Dengan ditopang tongkat dan bantuan bahu seorang pengunjung, Drs. Suryadi yang lebih dikenal dengan sebutan Pak Raden, berjalan menuju bagian depan Art Cinema, Jurusan Film dan Televisi, Institut Kesenian Jakarta. Ia mendongeng sambil menggambar seorang raja yang kurang silaturahmi pada rakyatnya.

 

Dongeng itu menutup rangkaian pameran lukisan Pak Raden yang digelar tanggal 12--20 Juli 2012. Pameran lukisan yang bertajuk "Panggung Kanvas Pak Raden" ini diselenggarakan FFTV IKJ sebagai penghargaan atas 50 tahun kiprah Pak Raden di dunia seni rupa.

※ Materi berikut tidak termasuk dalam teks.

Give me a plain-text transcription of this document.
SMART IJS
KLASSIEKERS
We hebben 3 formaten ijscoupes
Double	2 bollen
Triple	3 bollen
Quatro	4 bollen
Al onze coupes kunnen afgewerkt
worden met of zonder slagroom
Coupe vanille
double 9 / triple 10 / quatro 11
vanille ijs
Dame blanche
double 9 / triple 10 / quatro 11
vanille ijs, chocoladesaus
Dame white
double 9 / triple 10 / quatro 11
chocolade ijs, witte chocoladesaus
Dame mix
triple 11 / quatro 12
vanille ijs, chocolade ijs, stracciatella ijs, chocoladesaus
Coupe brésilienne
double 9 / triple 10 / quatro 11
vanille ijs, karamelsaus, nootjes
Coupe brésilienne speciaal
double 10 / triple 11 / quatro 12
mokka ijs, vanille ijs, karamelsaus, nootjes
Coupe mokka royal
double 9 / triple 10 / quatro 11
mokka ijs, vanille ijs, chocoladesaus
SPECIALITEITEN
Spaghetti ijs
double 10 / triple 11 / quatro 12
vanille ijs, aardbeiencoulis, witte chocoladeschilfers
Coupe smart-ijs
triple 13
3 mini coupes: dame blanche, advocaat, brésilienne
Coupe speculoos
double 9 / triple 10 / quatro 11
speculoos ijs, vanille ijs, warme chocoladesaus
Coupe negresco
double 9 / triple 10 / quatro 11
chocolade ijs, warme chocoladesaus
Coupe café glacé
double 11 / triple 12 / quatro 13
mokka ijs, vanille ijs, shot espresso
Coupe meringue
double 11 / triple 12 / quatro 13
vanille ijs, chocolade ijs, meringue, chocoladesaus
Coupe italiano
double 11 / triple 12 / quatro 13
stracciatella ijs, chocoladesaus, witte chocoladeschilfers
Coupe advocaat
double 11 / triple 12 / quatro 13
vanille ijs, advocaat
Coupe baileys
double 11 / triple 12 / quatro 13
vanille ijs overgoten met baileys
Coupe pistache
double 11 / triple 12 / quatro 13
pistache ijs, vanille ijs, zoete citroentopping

Selain memamerkan 25 lukisan warna dan 20 sketsa, acara ini juga dimeriahkan dengan "Pak Raden Mendongeng," workshop pembuatan boneka si unyil, dan penayangan film animasi Timun Mas.

 

Dari kiprahnya selama 50 tahun, "Panggung Kanvas Pak Raden" adalah pameran lukisan pertamanya. “Dulu waktu menitip lukisan saja susahnya minta ampun, padahal sesama teman pelukis. Kalau tidak salah harganya sekitar 1 juta per space lukisan. Alhamdulillah sekarang justru ada yang membantu secara gratis,” kata Pak Raden.

 

Gotot Prakosa, dekan FFTV IKJ yang juga menggagas acara ini, menuturkan bahwa tujuh lukisan Pak Raden telah terjual selama pameran. “Hasil dari penjualan lukisan sepenuhnya diserahkan kepada Pak Raden untuk memenuhi kehidupan beliau,” kata Gotot Prakosa.

 

Melukis memang bagian tak terpisahkan dari Pak Raden. Bahkan selama ini mungkin tak banyak yang tahu bahwa dia memang lebih banyak mencari nafkah lewat melukis. "Dari kecil hingga remaja yang ada hanyalah saya menggambar dan menggambar. Sedangkan melukis secara serius dengan media catminyak dan kanvas baru saya pelajari waktu saya mendapatkan pelajaran dari dosen saya Ries Mulder pada tahun 1953 di ITB jurusan Seni Rupa, sekarang bernama Fakultas Seni Rupa dan Desain," tutur Pak Raden.